Ada yang menarik dari pendapat Pakar Hukum Tata Negara Bivitri Susanti. Meskipun menolak perpanjangan masa jabatan presiden, tapi Bivitri mengakui jika konstitusi dipandang sebagai teks, tak sulit mengubah UUD 1945. Lebih jauh Bivitri menulis di Majalah Tempo edisi 7 Maret 2022:

“Pasal 37 yang mengatur perubahan konstitusi mensyaratkan dukungan sepertiga dari total jumlah anggota Majelis Permusyawaratan Rakyat, yang terdiri atas 575 anggota Dewan Perwakilan Rakyat dan 136 anggota Dewan Perwakilan Daerah. Rapat menjadi sah jika dihadiri minimal dua pertiga anggota MPR dan keputusan valid jika mendapat persetujuan lebih dari setengah jumlah anggota yang hadir. Ketentuan ini bahkan lebih longgar daripada proses pembuatan undang-undang, yang mensyaratkan adanya partisipasi dan keterbukaan.”
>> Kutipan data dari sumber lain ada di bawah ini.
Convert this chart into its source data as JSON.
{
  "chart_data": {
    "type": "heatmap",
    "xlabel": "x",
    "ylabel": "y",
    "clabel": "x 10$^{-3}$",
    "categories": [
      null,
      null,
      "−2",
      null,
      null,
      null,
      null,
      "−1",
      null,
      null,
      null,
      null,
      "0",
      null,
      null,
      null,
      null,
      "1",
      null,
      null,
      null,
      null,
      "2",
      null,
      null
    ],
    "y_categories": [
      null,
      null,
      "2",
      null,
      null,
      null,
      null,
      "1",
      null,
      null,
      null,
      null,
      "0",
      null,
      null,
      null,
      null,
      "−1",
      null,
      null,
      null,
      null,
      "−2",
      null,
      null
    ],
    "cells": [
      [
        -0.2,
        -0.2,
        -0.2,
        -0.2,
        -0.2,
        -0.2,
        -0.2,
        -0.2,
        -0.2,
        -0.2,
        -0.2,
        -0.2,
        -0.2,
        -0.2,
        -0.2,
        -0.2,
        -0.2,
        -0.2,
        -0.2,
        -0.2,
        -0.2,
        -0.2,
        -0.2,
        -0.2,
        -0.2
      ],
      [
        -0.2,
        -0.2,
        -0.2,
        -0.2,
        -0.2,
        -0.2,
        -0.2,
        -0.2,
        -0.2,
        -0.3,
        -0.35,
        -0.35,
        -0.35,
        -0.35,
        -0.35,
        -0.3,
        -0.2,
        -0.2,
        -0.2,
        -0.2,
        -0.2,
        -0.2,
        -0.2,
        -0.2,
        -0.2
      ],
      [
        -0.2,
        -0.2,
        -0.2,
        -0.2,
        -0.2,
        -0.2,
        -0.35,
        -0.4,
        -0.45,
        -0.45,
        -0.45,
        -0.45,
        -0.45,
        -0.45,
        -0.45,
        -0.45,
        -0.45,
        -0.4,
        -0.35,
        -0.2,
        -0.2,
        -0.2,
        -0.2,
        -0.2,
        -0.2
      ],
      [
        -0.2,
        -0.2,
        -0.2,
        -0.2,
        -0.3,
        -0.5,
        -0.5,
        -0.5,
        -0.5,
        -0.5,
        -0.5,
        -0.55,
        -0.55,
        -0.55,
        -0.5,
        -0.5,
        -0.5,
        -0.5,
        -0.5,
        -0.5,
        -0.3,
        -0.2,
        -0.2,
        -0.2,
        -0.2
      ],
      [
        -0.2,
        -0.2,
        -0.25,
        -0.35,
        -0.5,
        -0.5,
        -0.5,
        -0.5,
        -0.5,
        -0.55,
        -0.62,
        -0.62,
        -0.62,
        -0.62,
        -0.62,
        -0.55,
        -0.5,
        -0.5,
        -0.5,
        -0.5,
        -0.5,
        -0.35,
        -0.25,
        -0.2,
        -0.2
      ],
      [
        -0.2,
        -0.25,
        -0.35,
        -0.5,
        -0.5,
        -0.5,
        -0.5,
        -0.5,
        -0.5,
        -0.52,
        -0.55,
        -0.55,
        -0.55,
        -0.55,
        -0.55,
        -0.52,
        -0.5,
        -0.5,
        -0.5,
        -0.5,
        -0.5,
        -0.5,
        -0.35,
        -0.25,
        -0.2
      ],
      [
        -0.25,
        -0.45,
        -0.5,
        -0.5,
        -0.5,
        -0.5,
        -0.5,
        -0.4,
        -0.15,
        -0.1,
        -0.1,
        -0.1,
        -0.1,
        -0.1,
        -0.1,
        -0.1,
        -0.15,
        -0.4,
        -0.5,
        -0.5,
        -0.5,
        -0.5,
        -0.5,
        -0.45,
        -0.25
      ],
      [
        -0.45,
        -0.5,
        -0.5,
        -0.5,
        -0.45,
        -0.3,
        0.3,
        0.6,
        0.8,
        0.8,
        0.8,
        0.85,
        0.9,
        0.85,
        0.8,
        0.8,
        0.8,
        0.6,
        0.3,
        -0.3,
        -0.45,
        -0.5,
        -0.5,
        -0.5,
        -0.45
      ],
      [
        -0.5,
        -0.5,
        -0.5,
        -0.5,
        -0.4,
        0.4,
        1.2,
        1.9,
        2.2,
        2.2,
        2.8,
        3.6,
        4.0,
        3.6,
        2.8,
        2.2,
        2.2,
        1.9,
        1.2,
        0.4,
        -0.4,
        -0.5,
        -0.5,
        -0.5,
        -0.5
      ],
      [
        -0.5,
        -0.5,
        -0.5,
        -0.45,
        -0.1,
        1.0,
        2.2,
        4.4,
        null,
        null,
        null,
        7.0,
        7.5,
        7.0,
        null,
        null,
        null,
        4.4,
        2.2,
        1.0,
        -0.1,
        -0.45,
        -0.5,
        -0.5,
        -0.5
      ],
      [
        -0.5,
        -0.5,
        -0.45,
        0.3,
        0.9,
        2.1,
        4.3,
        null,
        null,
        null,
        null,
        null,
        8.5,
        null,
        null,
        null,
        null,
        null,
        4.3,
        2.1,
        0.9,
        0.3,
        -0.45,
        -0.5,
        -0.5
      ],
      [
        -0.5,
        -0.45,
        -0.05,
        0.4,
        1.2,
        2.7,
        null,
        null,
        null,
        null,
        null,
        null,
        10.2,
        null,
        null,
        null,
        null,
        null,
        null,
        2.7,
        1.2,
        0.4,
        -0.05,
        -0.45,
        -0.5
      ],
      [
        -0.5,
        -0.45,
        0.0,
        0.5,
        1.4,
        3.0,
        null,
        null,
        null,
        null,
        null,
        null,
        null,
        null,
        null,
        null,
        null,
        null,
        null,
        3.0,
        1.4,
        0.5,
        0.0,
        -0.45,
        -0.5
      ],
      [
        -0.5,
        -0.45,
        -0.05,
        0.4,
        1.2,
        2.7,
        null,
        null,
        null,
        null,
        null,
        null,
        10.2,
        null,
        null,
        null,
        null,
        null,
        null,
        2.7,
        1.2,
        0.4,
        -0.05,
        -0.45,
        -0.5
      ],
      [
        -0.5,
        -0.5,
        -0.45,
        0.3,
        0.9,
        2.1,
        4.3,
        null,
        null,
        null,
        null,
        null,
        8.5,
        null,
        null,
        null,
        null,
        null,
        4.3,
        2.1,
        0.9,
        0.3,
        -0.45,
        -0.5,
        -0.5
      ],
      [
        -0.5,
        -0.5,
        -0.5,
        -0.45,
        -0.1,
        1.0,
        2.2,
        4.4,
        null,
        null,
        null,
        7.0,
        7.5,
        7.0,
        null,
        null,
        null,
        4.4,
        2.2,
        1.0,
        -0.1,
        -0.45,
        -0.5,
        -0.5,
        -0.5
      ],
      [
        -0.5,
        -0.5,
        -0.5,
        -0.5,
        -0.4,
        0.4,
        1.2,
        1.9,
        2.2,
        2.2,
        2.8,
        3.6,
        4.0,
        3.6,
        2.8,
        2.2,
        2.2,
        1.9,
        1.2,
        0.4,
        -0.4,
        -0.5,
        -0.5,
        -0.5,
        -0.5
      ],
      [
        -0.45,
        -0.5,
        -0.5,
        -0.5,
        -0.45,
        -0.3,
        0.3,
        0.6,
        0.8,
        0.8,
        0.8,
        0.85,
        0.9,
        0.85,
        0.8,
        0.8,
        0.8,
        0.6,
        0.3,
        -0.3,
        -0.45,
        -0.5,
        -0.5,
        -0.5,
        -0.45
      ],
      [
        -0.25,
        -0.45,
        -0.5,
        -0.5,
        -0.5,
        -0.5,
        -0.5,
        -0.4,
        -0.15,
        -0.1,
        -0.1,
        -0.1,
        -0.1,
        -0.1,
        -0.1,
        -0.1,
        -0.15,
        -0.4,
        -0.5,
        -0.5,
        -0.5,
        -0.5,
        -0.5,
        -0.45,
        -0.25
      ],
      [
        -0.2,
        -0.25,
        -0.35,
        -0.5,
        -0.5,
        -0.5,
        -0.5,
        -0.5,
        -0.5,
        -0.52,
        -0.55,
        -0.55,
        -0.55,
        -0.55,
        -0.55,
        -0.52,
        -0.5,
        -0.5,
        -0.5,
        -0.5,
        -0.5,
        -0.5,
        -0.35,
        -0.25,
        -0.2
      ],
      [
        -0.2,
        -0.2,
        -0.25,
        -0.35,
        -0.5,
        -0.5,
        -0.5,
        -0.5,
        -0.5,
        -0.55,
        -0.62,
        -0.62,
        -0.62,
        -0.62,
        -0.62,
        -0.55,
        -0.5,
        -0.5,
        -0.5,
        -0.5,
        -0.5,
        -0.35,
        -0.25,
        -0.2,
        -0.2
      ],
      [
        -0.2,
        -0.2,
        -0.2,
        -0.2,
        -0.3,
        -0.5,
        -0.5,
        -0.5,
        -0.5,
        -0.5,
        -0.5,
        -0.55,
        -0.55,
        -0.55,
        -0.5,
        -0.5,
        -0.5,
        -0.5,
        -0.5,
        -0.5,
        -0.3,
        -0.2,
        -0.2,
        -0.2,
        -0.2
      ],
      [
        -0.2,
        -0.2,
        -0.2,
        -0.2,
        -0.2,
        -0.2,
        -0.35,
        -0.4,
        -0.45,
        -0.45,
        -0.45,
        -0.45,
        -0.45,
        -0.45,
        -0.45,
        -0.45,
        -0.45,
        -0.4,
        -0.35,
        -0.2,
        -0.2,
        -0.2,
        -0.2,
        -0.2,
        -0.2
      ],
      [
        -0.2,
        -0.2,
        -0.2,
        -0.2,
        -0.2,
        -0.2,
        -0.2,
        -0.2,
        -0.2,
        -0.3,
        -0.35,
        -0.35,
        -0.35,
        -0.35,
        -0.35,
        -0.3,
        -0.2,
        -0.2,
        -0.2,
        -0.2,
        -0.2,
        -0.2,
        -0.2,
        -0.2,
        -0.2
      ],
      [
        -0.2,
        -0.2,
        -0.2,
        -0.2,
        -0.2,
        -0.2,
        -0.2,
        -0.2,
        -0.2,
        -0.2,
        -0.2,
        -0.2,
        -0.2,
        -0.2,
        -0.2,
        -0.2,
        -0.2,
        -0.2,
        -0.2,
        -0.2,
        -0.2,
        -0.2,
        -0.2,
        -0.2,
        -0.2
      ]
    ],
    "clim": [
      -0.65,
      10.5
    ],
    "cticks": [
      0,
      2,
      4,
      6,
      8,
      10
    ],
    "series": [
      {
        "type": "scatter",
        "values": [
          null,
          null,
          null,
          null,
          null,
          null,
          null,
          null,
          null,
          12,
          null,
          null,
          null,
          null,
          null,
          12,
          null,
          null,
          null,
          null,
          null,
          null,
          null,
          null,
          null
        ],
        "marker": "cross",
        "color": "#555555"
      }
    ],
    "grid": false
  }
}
“Apalagi lebih dari 80 persen anggota DPR berada dalam satu koalisi besar bersama pemerintah. Gagasan menunda pemilihan umum juga mudah saja. Anggota MPR/DPR hanya perlu mengubah satu pasal, yakni pasal 22E, yang menyatakan pemilihan umum dilaksanakan secara langsung, umum, bebas, rahasia, jujur, dan adil setiap lima tahun sekali. Jika presiden ingin menambah kekuasaan, ia juga tinggal meminta koalisi partainya mengubah pasal 7, yang mengatur masa jabatan presiden selama lima tahun dan hanya bisa dipilih satu kali lagi.”

Dan perubahan (amandemen) terhadap UUD 1945 bukan isapan jempol. Kita telah empat kali melakukan perubahan dalam kurun tahun 1999-2002. Berikut empat amandemen UUD 1945:

Amandemen I

Amandemen yang pertama dilakukan pada Sidang Umum MPR pada 14-21 Oktober 1999. Pada amandemen pertama menyempurnakan sembilan pasal, yakni pasal 5, pasal 7, pasal 9, pasal 13. Kemudian pasal 13, pasal 15, pasal 17, pasal 20, dan pasal 21. Ada dua perubahan fundamental yang dilakukan, yaitu pergeseran kekuasaan membentuk undang-undang dari Presiden ke DPR, dan pembatasan masa jabatan presiden selama 5 tahun dan sesudahnya dapat dipilih kembali dalam jabatan yang sama, hanya untuk satu kali masa jabatan.

Amandemen II

Amandemen kedua terjadi pada Sidang Tahunan MPR pada 7-18 Agustus 2010. Pada amandemen tersebut ada 15 pasal perubahan atau tambahan/tambahan dan perubahan 6 bab. Perubahan yang penting itu ada delapan hal, yakni: Otonomi daerah/desentralisasi, Pengakuan serta penghormatan terhadap satuan pemerintahan daerah yang bersifat khusus atau bersifat istimewa dan terhadap kesatuan masyarakat hukum adat beserta hak-hak tradisionalnya, Penegasan fungsi dan hak DPR, Penegasan NKRI sebagai sebuah negara kepulauan yang berciri Nusantara dengan wilayah yang batas-batas dan hak-haknya ditetapkan dengan undang-undang, Perluasan jaminan konstitusional hak asasi manusia, Sistem pertahanan dan keamanan negara, Pemisahan struktur dan fungsi TNI dengan Polri, serta Pengaturan bendera, bahasa, lambang negara, dan lagu kebangsaan.

Amandemen III

Amandeman ketiga berlangsung pada Sidang Umum MPR, 1-9 September 2001. Ada 23 pasal perubahan/tambahan dan tiga bab tambahan. Perubahan mendasar meliputi 10 hal, yakni: Penegasan Indonesia sebagai negara demokratis berdasar hukum berbasis konstitusionalisme, Perubahan struktur dan kewenangan MPR, Pemilihan Presiden dan Wakil Presiden langsung oleh rakyat, Mekanisme pemakzulan Presiden dan/atau Wakil Presiden, Kelembagaan Dewan Perwakilan Daerah, Pemilihan umum, Pembaharuan kelembagaan Badan Pemeriksa Keuangan, Perubahan kewenangan dan proses pemilihan dan penetapan hakim agung, Pembentukan Mahkamah Konstitusi, serta Pembentukan Komisi Yudisial.

Amandemen IV

Amandemen keempat berlangsung pada Sidang Umum MPR, 1-9 Agustus 2002. Ada 13 pasal, tiga pasal aturan peralihan, dua pasal tambahan, dan perubahan dua bab.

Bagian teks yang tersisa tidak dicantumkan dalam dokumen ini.